Klagenfurter Ostbahnhof
Klagenfurt Ostbahnhof: Über materielose Engel und ihre Botschaften
Die Physik hat sich seit den Zeiten Lockes dramatisch verändert, aber am Glauben an die wahren primären Qualitäten halten wir eisern fest. Raum und Zeit sind für uns nicht mehr absolut echt, aber relativ sehr wohl.
Nicht mehr die Festigkeit von Objekten versichert uns ihrer Größe und Gestalt, aber elektromagnetische Felder schaffen das auch, und deshalb halten wir Häuser weiterhin für wirklicher als Gedanken und Gefühle. Dabei ist die Physik seit Boyle und Newton immer unanschaulicher geworden. Sie hat sich längst himmelweit auch davon entfernt, wie wir primäre Qualitäten wahrnehmen: Wie sollen wir uns eine gekrümmte Raumzeit vorstellen? Was soll es bedeuten, dass die Welt laut einer Stringtheorie 26 Dimensionen hat? Und wenn manche Physiker heute behaupten, jede mögliche Welt sei auch wirklich, scheinen sie in postmoderne Spielerei abzugleiten.
Das alles nährt den Verdacht, dass der Primat der Physik vielleicht nur das große Vorurteil unserer Zeit ist. Wir kämen von ihm nicht so schnell los, wie bei jedem Paradigma. Es müsste auch nicht heißen, dass wir deshalb an materielose Engel und ihre Botschaften glauben sollen. Aber vielleicht nicht gleich den Kopf schütteln über jene, die es tun. Zumindest rund um Weihnachten. (Karl Gaulhofer, am 21.12.2023 in "Die Presse") Foto: Klagenfurt Ostbahnhof 22.12.2023)
Epilog: Betrachtungen zum Klagenfurter Ostbahnhof (Fotos)

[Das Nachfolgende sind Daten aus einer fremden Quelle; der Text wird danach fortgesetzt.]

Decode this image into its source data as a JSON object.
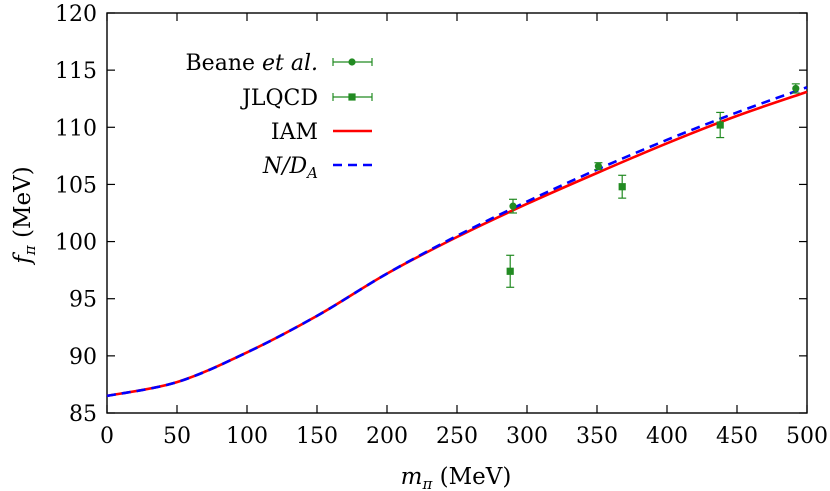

Marc Augé ist der Ethnologe des „Nahen“. In Nicht-Orte konstatiert er im Zusammenhang von Modernisierung und Globalisierung weltweit eine rasante Zunahme von sinnentleerten Funktionsorten. Solche „Nicht-Orte“ wie Beispielsweise Bahnhöfe, Flughäfen, U-Bahnen, Flüchtlingslager, Supermärkte oder Hotelketten sind keine „anthropologischen Orte“, man ist nicht heimisch in ihnen, sondern es sind „Orte des Ortlosen.“ Diese Räume stiften keine individuelle Identität, haben keine gemeinsame Vergangenheit und schaffen keine sozialen Beziehungen: „Der Raum der Nicht-Orte schafft Einsamkeit und Gleichförmigkeit.“ Lange Zeit hinweg hatten Bahnhöfe die Funktion, Portale zur Welt darzustellen. Auf europäischen Bahnhöfen sind seit Jahren die Fahrkartenschalter unbesetzt, die Bahnhofsrestaurants fanden keine BetreiberInnen mehr, die Verkaufsstände auf den Bahnsteigen wurden zugenagelt. In den Zügen gibt es keine ZugbegleiterInnen mehr. Die Bahngesellschaften schufen durch Rationalisierungsmaßnahmen mono-funktional genutzte Flächen. Der Unterschied zum traditionellen, insbesondere anthropologischen Ort besteht heute im Fehlen von Geschichte, Relation und Identität, sowie in einer kommunikativen Verwahrlosung.